Their proposal for what to do about AI risk is heavily premised on their extremely fast take-off prediction, which they do not convincingly justify. However, if you think AI progress will be slower and more gradual, it could be quite sensible to continue advancing capabilities because AI can help us with building better safety measures, understanding of model internals, and improve human lives in other ways.
I think the book does a pretty good job of presenting its arguments to a layperson audience, and dispelling common silly misconceptions, like that AIs cannot “truly” learn and understand, or that an intelligent entity can’t possibly pursue a to-us meaningless goal. So it’s still worth reading for a layperson who wants to understand the MIRI worldview.
You might think that, because LLMs are grown without much understanding and trained only to predict human text, they cannot do anything except regurgitate human utterances. But that would be incorrect. To learn to talk like a human, an AI must also learn to predict the complicated world that humans talk about.

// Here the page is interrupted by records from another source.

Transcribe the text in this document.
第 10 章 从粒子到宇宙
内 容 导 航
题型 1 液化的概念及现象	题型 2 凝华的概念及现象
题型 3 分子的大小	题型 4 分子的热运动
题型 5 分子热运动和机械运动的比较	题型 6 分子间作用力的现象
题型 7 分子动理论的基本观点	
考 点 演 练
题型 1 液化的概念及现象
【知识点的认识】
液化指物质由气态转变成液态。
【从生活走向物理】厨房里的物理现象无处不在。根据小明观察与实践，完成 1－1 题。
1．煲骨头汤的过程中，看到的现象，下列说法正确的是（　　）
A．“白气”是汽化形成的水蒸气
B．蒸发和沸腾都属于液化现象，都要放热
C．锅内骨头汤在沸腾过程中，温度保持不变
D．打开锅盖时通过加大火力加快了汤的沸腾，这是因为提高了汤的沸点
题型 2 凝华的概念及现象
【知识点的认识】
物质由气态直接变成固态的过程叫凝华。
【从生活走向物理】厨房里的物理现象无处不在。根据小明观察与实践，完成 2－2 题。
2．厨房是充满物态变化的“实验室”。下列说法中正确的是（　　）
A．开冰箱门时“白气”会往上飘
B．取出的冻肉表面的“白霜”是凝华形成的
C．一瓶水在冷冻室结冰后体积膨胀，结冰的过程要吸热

For the nitpickers, they add the caveat “at least, those problems where there is room to substantially improve over human performance”
Rob Bensinger later clarified to me that this passage is meant to refer to the reference class of “possible inventions that look feasible and worth trying hard to build and not giving up”. This clarification makes the argument more plausible, but it’s hard to evaluate.
SGD has other inductive biases besides generality, for example seeking out incremental improvements (I coauthored a post about this a couple years ago though I don’t think it’s the highest-quality resource on the topic)
I recommend Alex Turner’s blog post Inner and outer alignment decompose one hard problem into two extremely hard problems.
Of course in the cases of humans and AIs “being a search process” is an imperfect model. And so perhaps a better phrasing is if we look for things that tend to achieve goal X we could find something that tends to achieve goal Y but also achieves goal X as a byproduct in every case we can check (but not necessarily in cases we can’t check). And the important question is what goal Y actually is, and how perfect the model of “this entity pursues goal Y” is. For it is usually not a perfect model (we humans pursue many goals, but none of us pursue any goals perfectly).